In Obergefell v. Hodges, No. 14-556, 2015 WL 2473451 (U.S. June 26, 2015), the U.S. Supreme Court legalized same-sex marriage.
The U.S. Court of Appeals for the Sixth Circuit held that “a State has no constitutional obligation to license same-sex marriages or to recognize same-sex marriages performed out of State.” Justice Kennedy reversed that decision, holding that the Fourteenth Amendment to the U.S. Constitution guarantees same-sex couples the right to marry.
He wrote:
The right to marry is fundamental as a matter of history and tradition, but rights come not from ancient sources alone. They rise, too, from a better informed understanding of how constitutional imperatives define a liberty that remains urgent in our own era. Many who deem same-sex marriage to be wrong reach that conclusion based on decent and honorable religious or philosophical premises, and neither they nor their beliefs are disparaged here. But when that sincere, personal opposition becomes enacted law and public policy, the necessary consequence is to put the imprimatur of the State itself on an exclusion that soon demeans or stigmatizes those whose own liberty is then denied. Under the Constitution, same-sex couples seek in marriage the same legal treatment as opposite-sex couples, and it would disparage their choices and diminish their personhood to deny them this right. …

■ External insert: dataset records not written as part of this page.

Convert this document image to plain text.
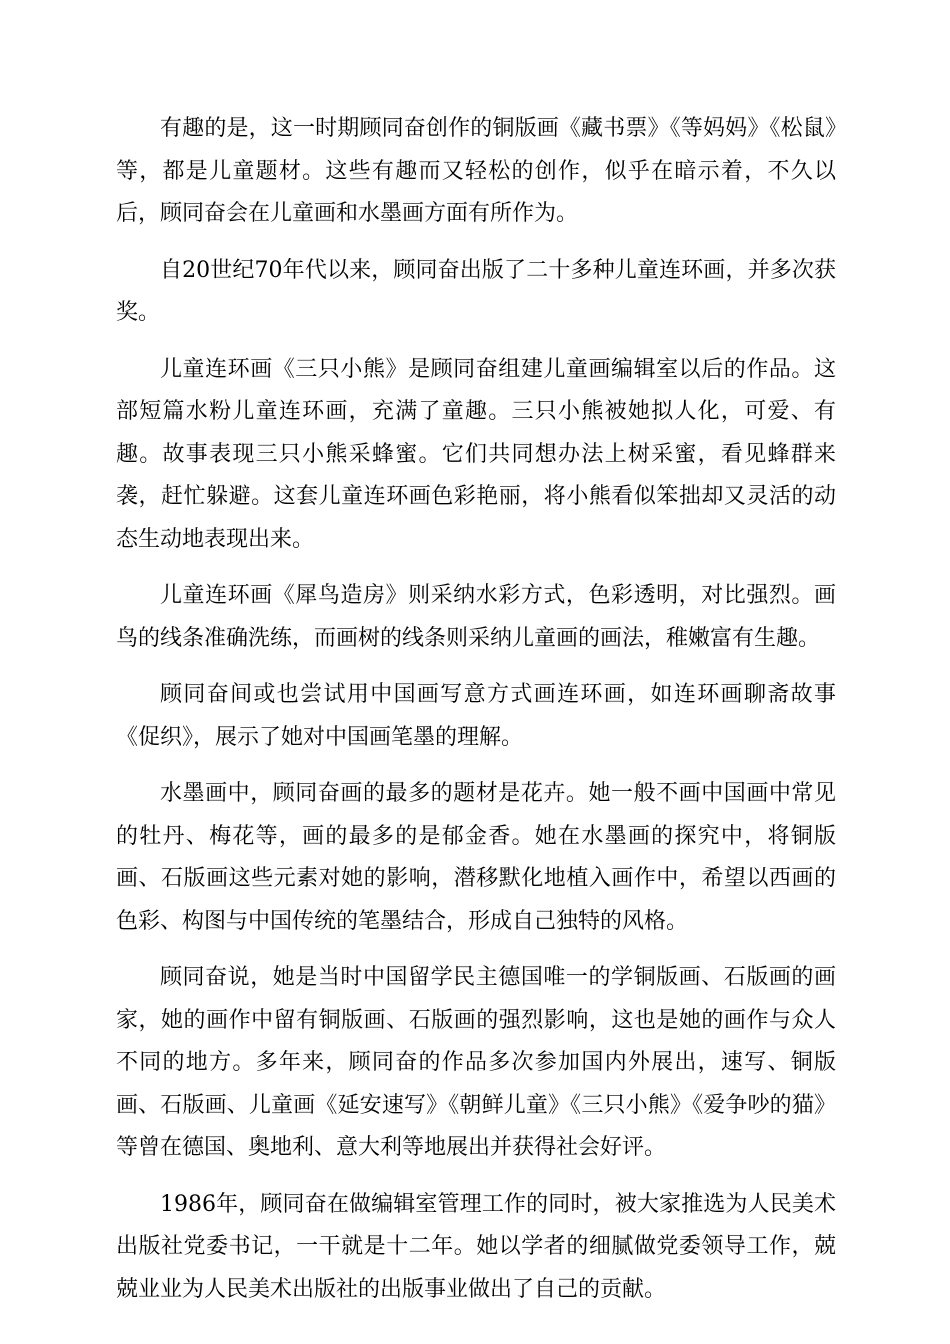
有趣的是，这一时期顾同奋创作的铜版画《藏书票》《等妈妈》《松鼠》等，都是儿童题材。这些有趣而又轻松的创作，似乎在暗示着，不久以后，顾同奋会在儿童画和水墨画方面有所作为。

自20世纪70年代以来，顾同奋出版了二十多种儿童连环画，并多次获奖。

儿童连环画《三只小熊》是顾同奋组建儿童画编辑室以后的作品。这部短篇水粉儿童连环画，充满了童趣。三只小熊被她拟人化，可爱、有趣。故事表现三只小熊采蜂蜜。它们共同想办法上树采蜜，看见蜂群来袭，赶忙躲避。这套儿童连环画色彩艳丽，将小熊看似笨拙却又灵活的动态生动地表现出来。

儿童连环画《犀鸟造房》则采纳水彩方式，色彩透明，对比强烈。画鸟的线条准确洗练，而画树的线条则采纳儿童画的画法，稚嫩富有生趣。

顾同奋间或也尝试用中国画写意方式画连环画，如连环画聊斋故事《促织》，展示了她对中国画笔墨的理解。

水墨画中，顾同奋画的最多的题材是花卉。她一般不画中国画中常见的牡丹、梅花等，画的最多的是郁金香。她在水墨画的探究中，将铜版画、石版画这些元素对她的影响，潜移默化地植入画作中，希望以西画的色彩、构图与中国传统的笔墨结合，形成自己独特的风格。

顾同奋说，她是当时中国留学民主德国唯一的学铜版画、石版画的画家，她的画作中留有铜版画、石版画的强烈影响，这也是她的画作与众人不同的地方。多年来，顾同奋的作品多次参加国内外展出，速写、铜版画、石版画、儿童画《延安速写》《朝鲜儿童》《三只小熊》《爱争吵的猫》等曾在德国、奥地利、意大利等地展出并获得社会好评。

1986年，顾同奋在做编辑室管理工作的同时，被大家推选为人民美术出版社党委书记，一干就是十二年。她以学者的细腻做党委领导工作，兢兢业业为人民美术出版社的出版事业做出了自己的贡献。
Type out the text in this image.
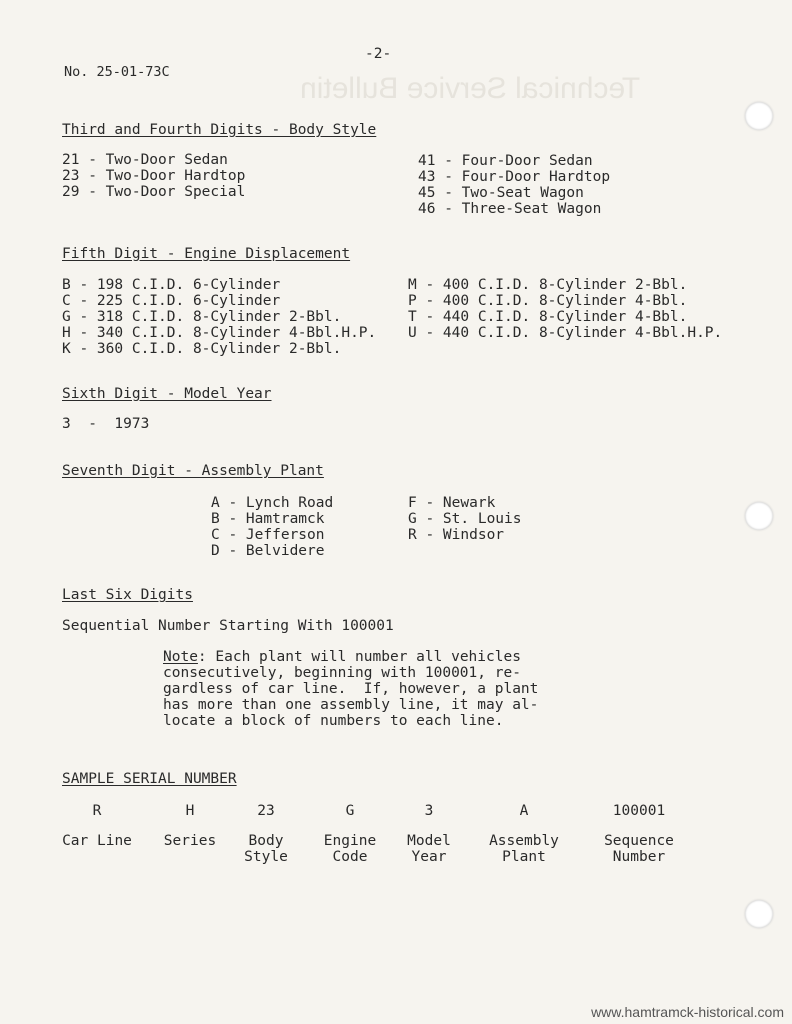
Technical Service Bulletin
-2-
No. 25-01-73C
Third and Fourth Digits - Body Style

21 - Two-Door Sedan

23 - Two-Door Hardtop

29 - Two-Door Special

41 - Four-Door Sedan

43 - Four-Door Hardtop

45 - Two-Seat Wagon

46 - Three-Seat Wagon

Fifth Digit - Engine Displacement

B - 198 C.I.D. 6-Cylinder

C - 225 C.I.D. 6-Cylinder

G - 318 C.I.D. 8-Cylinder 2-Bbl.

H - 340 C.I.D. 8-Cylinder 4-Bbl.H.P.

K - 360 C.I.D. 8-Cylinder 2-Bbl.

M - 400 C.I.D. 8-Cylinder 2-Bbl.

P - 400 C.I.D. 8-Cylinder 4-Bbl.

T - 440 C.I.D. 8-Cylinder 4-Bbl.

U - 440 C.I.D. 8-Cylinder 4-Bbl.H.P.

Sixth Digit - Model Year
3  -  1973
Seventh Digit - Assembly Plant

A - Lynch Road

B - Hamtramck

C - Jefferson

D - Belvidere

F - Newark

G - St. Louis

R - Windsor

Last Six Digits
Sequential Number Starting With 100001

Note: Each plant will number all vehicles

consecutively, beginning with 100001, re-

gardless of car line.  If, however, a plant

has more than one assembly line, it may al-

locate a block of numbers to each line.

SAMPLE SERIAL NUMBER
R
Car Line
H
Series
23
Body
Style
G
Engine
Code
3
Model
Year
A
Assembly
Plant
100001
Sequence
Number
www.hamtramck-historical.com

No union is more profound than marriage, for it embodies the highest ideals of love, fidelity, devotion, sacrifice, and family. In forming a marital union, two people become something greater than once they were. As some of the petitioners in these cases demonstrate, marriage embodies a love that may endure even past death. It would misunderstand these men and women to say they disrespect the idea of marriage. Their plea is that they do respect it, respect it so deeply that they seek to find its fulfillment for themselves. Their hope is not to be condemned to live in loneliness, excluded from one of civilization’s oldest institutions. They ask for equal dignity in the eyes of the law. The Constitution grants them that right.